Gear engagement control for transmissions in hybrid electric vehicles

Abstract: Hybrid and electric vehicles have become very important for vehicle manufacturers due to stricter legislation, government incentives and customers’ growing awareness of the environmental issues. For conventional vehicles, Dual clutch transmissions (DCT) have better shift quality and efficiency than conventional automatic transmissions. The hybridization of a DCT leads to several challenges to the shift quality. The most important aspects of shift quality are smoothness, shift time as well as noise and wear during a shift. This thesis presents control methods for improving shift quality in a hybridized DCT during torque interrupt shifts. During these gear shifts, the traction source is disconnected from the wheels, thus long shift times adversely affect drivability. Firstly, a method to minimize the shift time during a torque interrupt shift is presented. A simulation method is also presented which demonstrates the relationship between dog teeth contacts during a shift and noise and wear. To reduce noise and wear, model-based open-loop and model-based feedback control methods are designed that minimize the intensity of the dog teeth contact. A time-optimal control method, which minimizes both the shift time and the intensity of the dog teeth contact, is developed. Performance of the control methods is verified by simulations. The second part of the thesis focus on a dedicated hybrid transmission (DHT). The DHT in this research is shifted from series mode to parallel mode, by the engagement of a dog clutch.

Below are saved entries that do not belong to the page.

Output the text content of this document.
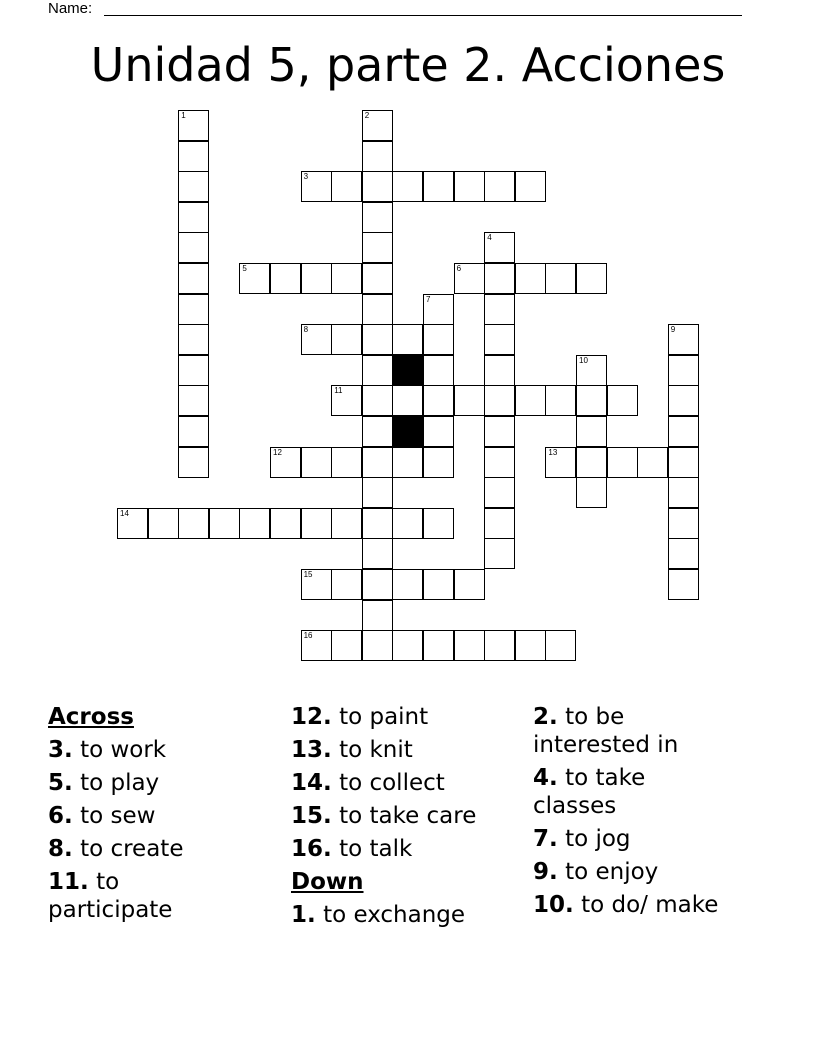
Name:
Unidad 5, parte 2. Acciones
1	2
3
4
5	6
7
8	9
10
11
12	13
14
15
16
Across
3. to work
5. to play
6. to sew
8. to create
11. to participate
12. to paint
13. to knit
14. to collect
15. to take care
16. to talk
Down
1. to exchange
2. to be interested in
4. to take classes
7. to jog
9. to enjoy
10. to do/ make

To minimize noise during the mode switch, an LQI controller has been designed for the speed synchronization of the dog clutch. An algebraic method of determining the feedback gains of the LQI controller, based on the physical parameters and functional requirements of the system, has been developed, greatly reducing the need for manual tuning. The control methods defined in this thesis focus on implementation in the existing control hardware and software, so the complex calculations are done offline and control algorithm that must be embedded in real-time systems has been kept simple. Using this approach, optimum performance from the mechanical synchronizer or dog clutch system can be achieved without extending vehicles’ existing control systems.